His tours frequently visit the President’s House, where the home of George Washington and John Adams once stood. Six of its displays have been flagged by National Park Service staff for how they detail Washington’s history as an enslaver, and note the dissonance between that brutality and the values ascribed to the nearby Liberty Bell and Independence Hall.

In addition to several informational panels, the site features a memorial to the nine people enslaved by Washington who lived there.

» READ MORE: Black activists helped shape the President’s House Site 23 years ago. Now they’re working to save it from Trump.

“This is a fight that will involve all of us,” said Rosalyn McPherson, a coalition leader who was the President’s House’s project director during its development.

McPherson told the crowd of roughly 150 people gathered inside the church that the group was seeking to build a broad coalition of supporters, and reach more everyday Philadelphians in order to protect the site from the federal government’s attempts to minimize the horrors of slavery. Some individuals have already begun campaigns to archive the site.

Coalition leaders discussed several possible courses of action.

The strategies they mentioned included creating a virtual tour of the President’s House before anything is removed, relocating the flagged informational panels to other sites that are not under federal government jurisdiction, and studying legal recourse.

Fighting back

During public comment, people expressed anguish that the site was under attack, and shared their own ideas for protecting its history.

Richard White, 70, said sanitizing Washington’s slave ownership was just another chapter of powerful people marginalizing and inflicting pain upon Black Philadelphians. He has volunteered at the African American Museum for 20 years, and said it was critical to spread the news of what the Trump administration is attempting as widely as possible.

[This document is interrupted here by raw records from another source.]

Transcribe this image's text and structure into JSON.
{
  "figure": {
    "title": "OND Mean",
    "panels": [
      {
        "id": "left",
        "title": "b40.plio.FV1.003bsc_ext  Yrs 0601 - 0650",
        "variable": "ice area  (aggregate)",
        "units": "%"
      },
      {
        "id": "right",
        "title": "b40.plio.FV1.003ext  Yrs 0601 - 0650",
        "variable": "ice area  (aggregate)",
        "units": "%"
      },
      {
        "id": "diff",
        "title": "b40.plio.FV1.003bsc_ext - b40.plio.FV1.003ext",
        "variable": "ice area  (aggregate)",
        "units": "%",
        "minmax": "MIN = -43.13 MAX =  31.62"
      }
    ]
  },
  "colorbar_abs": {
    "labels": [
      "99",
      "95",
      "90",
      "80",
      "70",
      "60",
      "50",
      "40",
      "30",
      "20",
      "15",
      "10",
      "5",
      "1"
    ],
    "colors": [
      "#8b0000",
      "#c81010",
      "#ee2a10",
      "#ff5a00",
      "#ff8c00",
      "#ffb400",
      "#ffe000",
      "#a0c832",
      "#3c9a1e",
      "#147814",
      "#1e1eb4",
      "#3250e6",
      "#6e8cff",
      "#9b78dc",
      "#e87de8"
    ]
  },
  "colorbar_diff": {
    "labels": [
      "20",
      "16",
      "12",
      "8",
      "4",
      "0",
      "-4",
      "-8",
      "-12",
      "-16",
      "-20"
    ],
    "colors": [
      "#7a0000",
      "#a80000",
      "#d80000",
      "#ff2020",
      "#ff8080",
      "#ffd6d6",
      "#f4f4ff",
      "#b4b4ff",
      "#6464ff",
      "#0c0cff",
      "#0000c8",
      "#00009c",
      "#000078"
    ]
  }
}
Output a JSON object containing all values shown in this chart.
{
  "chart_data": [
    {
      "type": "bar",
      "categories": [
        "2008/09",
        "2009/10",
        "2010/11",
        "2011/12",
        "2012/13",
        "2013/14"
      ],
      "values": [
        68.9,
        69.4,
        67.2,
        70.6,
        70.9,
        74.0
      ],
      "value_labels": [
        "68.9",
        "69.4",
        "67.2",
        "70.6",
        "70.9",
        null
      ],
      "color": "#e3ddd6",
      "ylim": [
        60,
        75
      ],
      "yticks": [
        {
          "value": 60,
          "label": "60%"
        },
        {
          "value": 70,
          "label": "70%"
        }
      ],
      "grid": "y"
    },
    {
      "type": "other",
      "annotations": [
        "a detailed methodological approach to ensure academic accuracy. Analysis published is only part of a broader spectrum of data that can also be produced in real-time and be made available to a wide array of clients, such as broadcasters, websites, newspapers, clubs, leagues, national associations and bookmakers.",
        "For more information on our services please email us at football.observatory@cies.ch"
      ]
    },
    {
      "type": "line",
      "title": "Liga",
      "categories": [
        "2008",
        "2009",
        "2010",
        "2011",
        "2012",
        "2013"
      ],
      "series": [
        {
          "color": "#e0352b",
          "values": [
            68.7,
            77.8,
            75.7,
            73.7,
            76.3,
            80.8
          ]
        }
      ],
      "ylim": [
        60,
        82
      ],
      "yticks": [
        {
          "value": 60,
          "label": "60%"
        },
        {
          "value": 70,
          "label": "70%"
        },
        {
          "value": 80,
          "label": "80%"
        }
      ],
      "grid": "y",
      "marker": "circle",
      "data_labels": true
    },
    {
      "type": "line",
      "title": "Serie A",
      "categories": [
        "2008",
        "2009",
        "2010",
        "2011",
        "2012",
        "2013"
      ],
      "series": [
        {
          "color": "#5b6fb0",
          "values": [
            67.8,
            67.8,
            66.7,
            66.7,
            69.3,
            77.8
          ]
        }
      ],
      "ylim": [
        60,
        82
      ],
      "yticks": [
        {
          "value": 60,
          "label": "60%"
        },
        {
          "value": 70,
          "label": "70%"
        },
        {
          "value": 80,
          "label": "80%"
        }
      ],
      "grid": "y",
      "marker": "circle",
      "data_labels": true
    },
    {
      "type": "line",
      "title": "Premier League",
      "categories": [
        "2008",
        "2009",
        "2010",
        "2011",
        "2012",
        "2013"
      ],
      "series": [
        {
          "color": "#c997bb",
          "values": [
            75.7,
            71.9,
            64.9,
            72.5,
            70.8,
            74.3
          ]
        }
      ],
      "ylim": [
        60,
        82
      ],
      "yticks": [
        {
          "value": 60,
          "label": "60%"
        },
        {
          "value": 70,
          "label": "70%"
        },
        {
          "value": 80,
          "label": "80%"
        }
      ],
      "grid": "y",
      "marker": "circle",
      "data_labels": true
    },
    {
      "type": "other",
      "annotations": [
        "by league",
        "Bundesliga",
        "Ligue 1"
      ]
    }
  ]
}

“People are feeling that pain,” he said.

State legislators Sharif Street and Daisha K. Parker pledged their support for the coalition.

Street said removing the slavery-centric information would violate the agreement his father, former Mayor John F. Street, struck on behalf of the city to develop the site. Parker said additional protections would be necessary to give the site firmer legal standing.

Debbie Wei, a former educator and activist who protested against plans for an arena near Chinatown, suggested that private businesses could display the information from the President’s House and of other history from their shop windows.

“So you can’t walk anywhere in this city without learning real history,” she said.

Every year, Arthur Taylor, a high school teacher from Pleasantville, brings his students for a tour of the President’s House and other Black history locations in Philadelphia. He advocated at the town hall for an organized, large-scale protest on the day of the content removal.

Taylor teaches African American arts and entertainment, and said that without visiting the President’s House in person and seeing the materials about the first presidents and slavery firsthand, his students wouldn’t be able to fully grasp its significance.

“It helps them to be able to see those names on the side of the wall. To know our first president was a slave owner,” he said.